In the machine shop of Knight Foundry here in Sutter Creek we have a Gray planer, flat belt drive from a line shaft. Its serial number is 1466. Anyone have any serial number information that covers this?
My 10th edition of _Serial Number Reference Book_ only goes back to s/n 6315 and the year 1922 for these.
David
When one cannot track the machine, track the company and what other people had to say about them.
P. 196-
"Endless Novelty: Specialty Production and American Industrialization, 1865-1925", Philip Scranton, found with a Google search, shows Gray had been Superintendent of Niles Tool Works before starting his own firm, 1880. The adoption of William Sellers' spiral gear drive as an 'option' came 1890, independent electric motors advertised 1892 onward, also an 'option', I am confident.

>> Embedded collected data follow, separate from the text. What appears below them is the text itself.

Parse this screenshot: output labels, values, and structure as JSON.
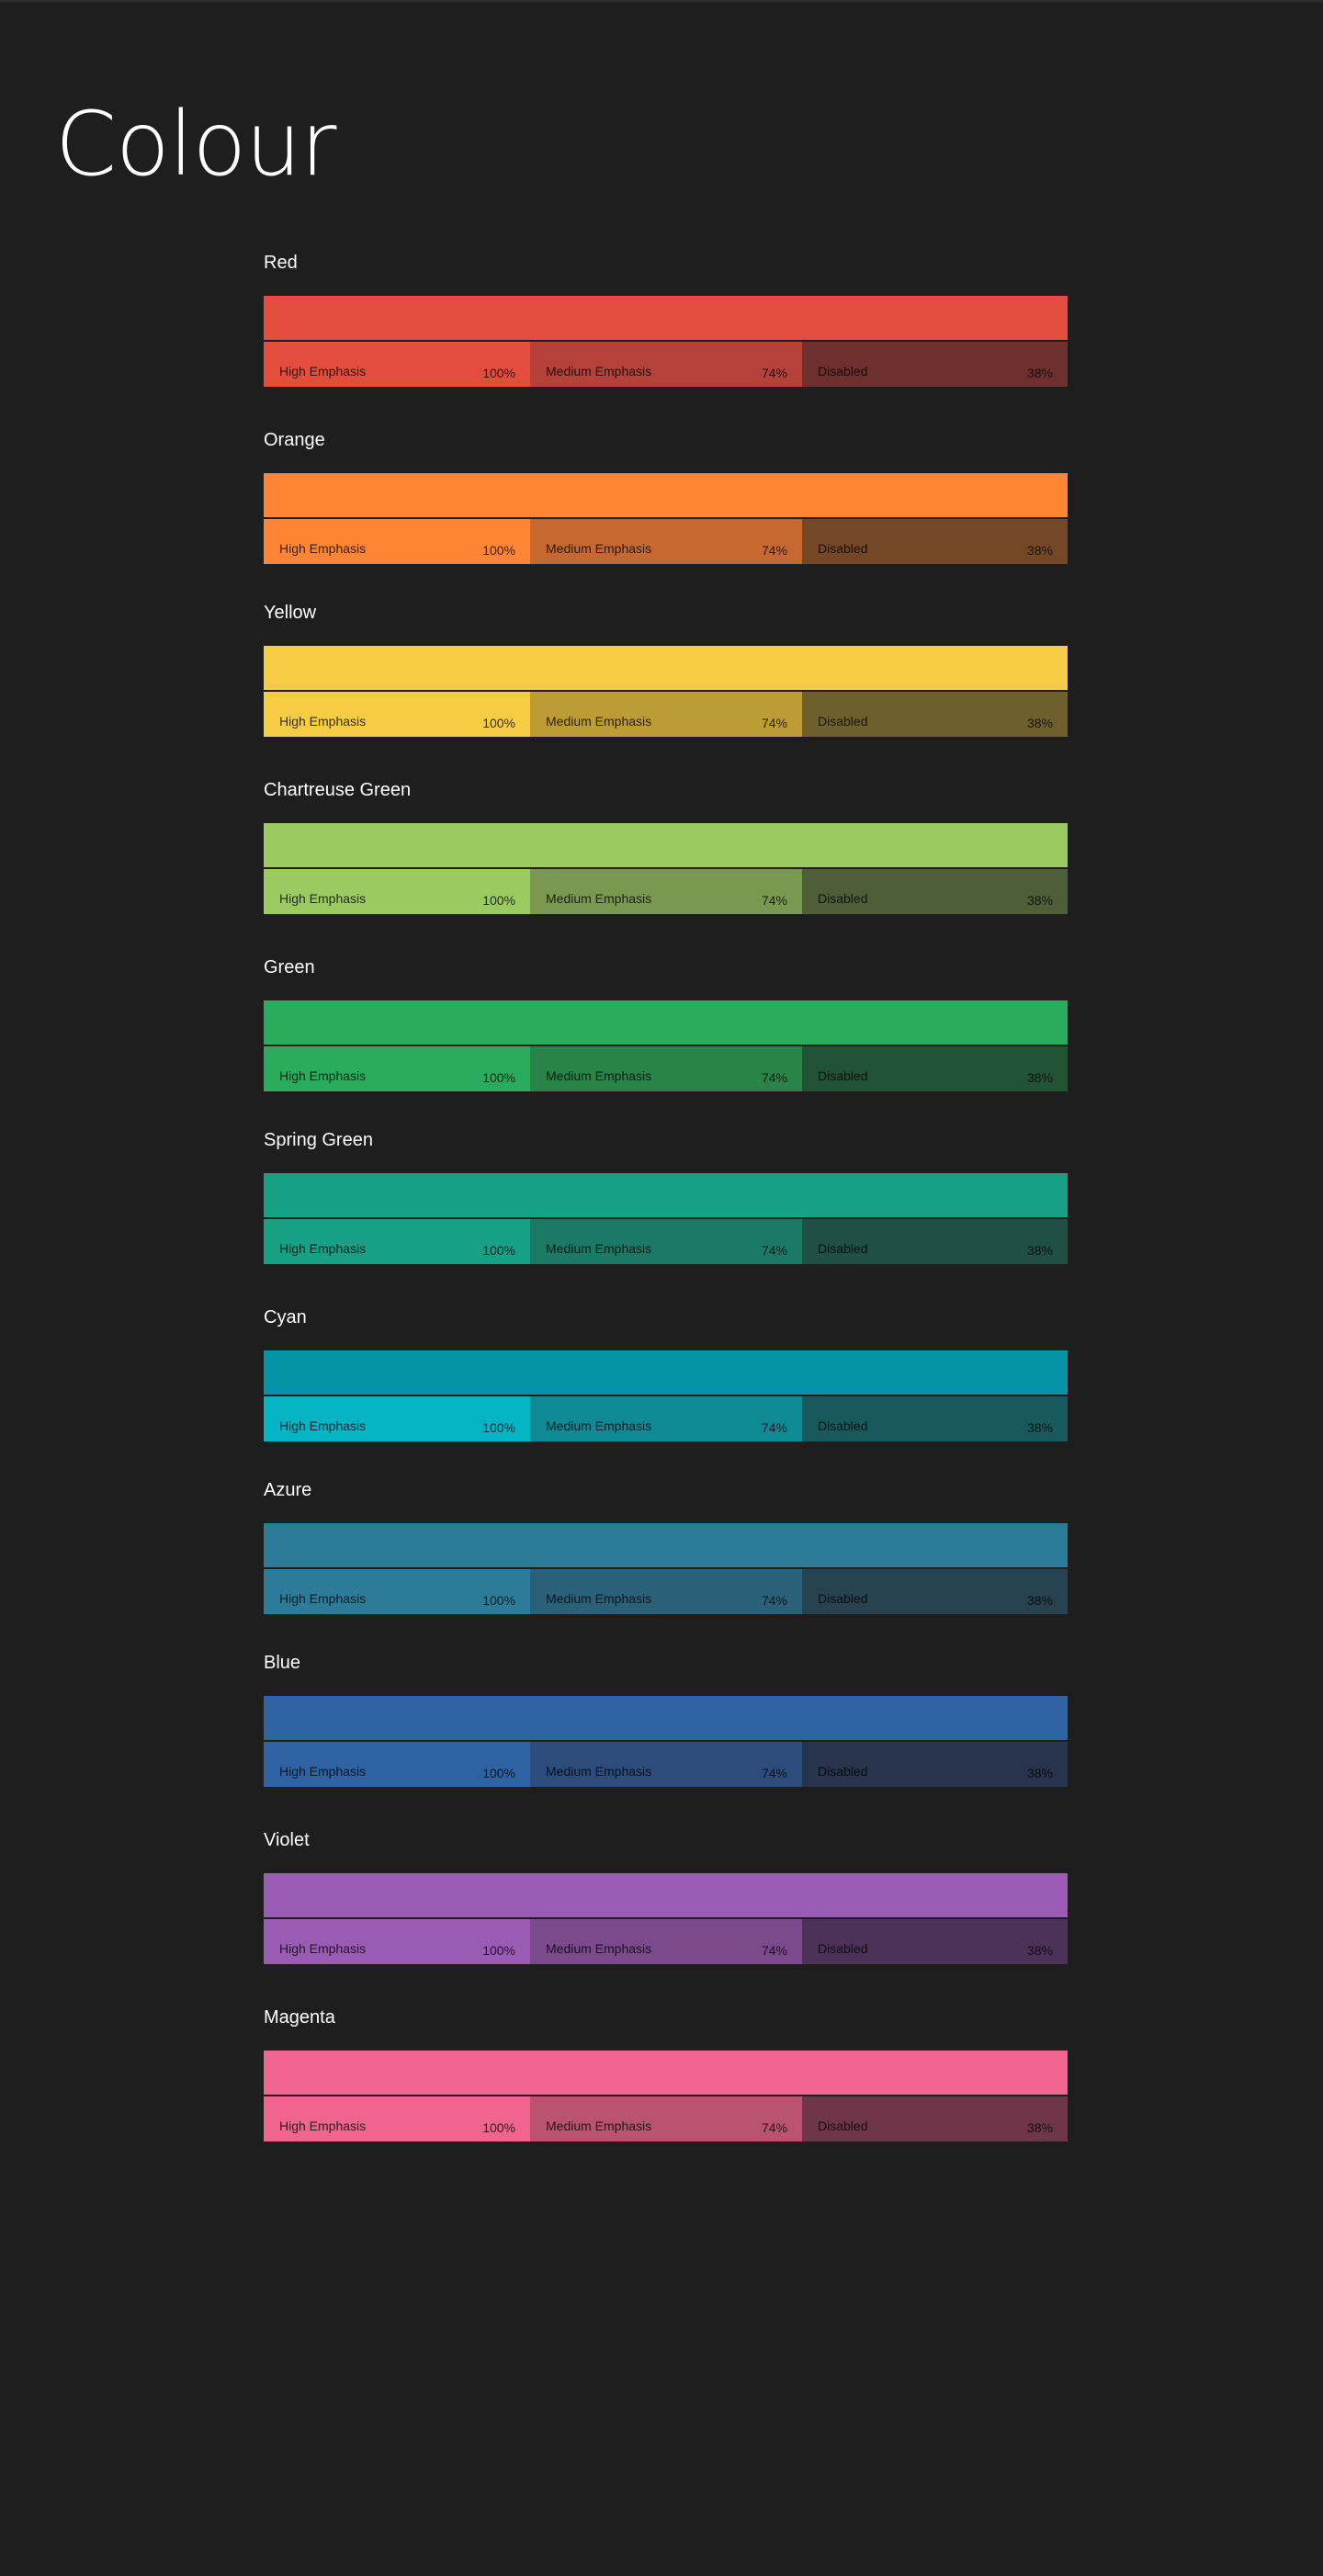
{
  "page": {
    "title": "Colour"
  },
  "tone_labels": {
    "high": "High Emphasis",
    "medium": "Medium Emphasis",
    "disabled": "Disabled"
  },
  "tone_percents": {
    "high": "100%",
    "medium": "74%",
    "disabled": "38%"
  },
  "colors": [
    {
      "name": "Red",
      "base": "#e44d3e",
      "high": "#e44d3e",
      "medium": "#b4413a",
      "disabled": "#6d302e"
    },
    {
      "name": "Orange",
      "base": "#fe8533",
      "high": "#fe8533",
      "medium": "#c66830",
      "disabled": "#744727"
    },
    {
      "name": "Yellow",
      "base": "#f5cc44",
      "high": "#f5cc44",
      "medium": "#bd9b35",
      "disabled": "#6f5f2c"
    },
    {
      "name": "Chartreuse Green",
      "base": "#9bca61",
      "high": "#9bca61",
      "medium": "#7a984f",
      "disabled": "#4e5e39"
    },
    {
      "name": "Green",
      "base": "#29ad5c",
      "high": "#29ad5c",
      "medium": "#288449",
      "disabled": "#235335"
    },
    {
      "name": "Spring Green",
      "base": "#17a084",
      "high": "#17a084",
      "medium": "#1b7a66",
      "disabled": "#1f4f45"
    },
    {
      "name": "Cyan",
      "base": "#0494a6",
      "high": "#04b4c5",
      "medium": "#0e8a95",
      "disabled": "#18595d"
    },
    {
      "name": "Azure",
      "base": "#2c7b98",
      "high": "#2c7b98",
      "medium": "#2b6178",
      "disabled": "#284250"
    },
    {
      "name": "Blue",
      "base": "#2e62a2",
      "high": "#2e62a2",
      "medium": "#2c4c7c",
      "disabled": "#27344b"
    },
    {
      "name": "Violet",
      "base": "#9a5bb5",
      "high": "#9a5bb5",
      "medium": "#7a4a8d",
      "disabled": "#4c3257"
    },
    {
      "name": "Magenta",
      "base": "#ef6590",
      "high": "#ef6590",
      "medium": "#ba536f",
      "disabled": "#6f3548"
    }
  ]
}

Google also finds line-art you might compare, "Railway Age Gazette" of 1910.
You can take it from there if you have not already read those.
Just a WAG, I'd place your one prior to WWI but perhaps not prior to 1900. The gap in serial # is a rather large one, but there had been a couple of economic downturns, end of the 1800's, and slow sales for new machinery after the war ended.
It may have taken some time to surpass the first 1000 planers, more yet to 6315, if even there were not numbering-system re-starts for version changes.
Also "If even..." the first one sold didn't already start with "1000" to make number sequencing easier, or to separate Gray's planer S/N from Gray's lathe S/N.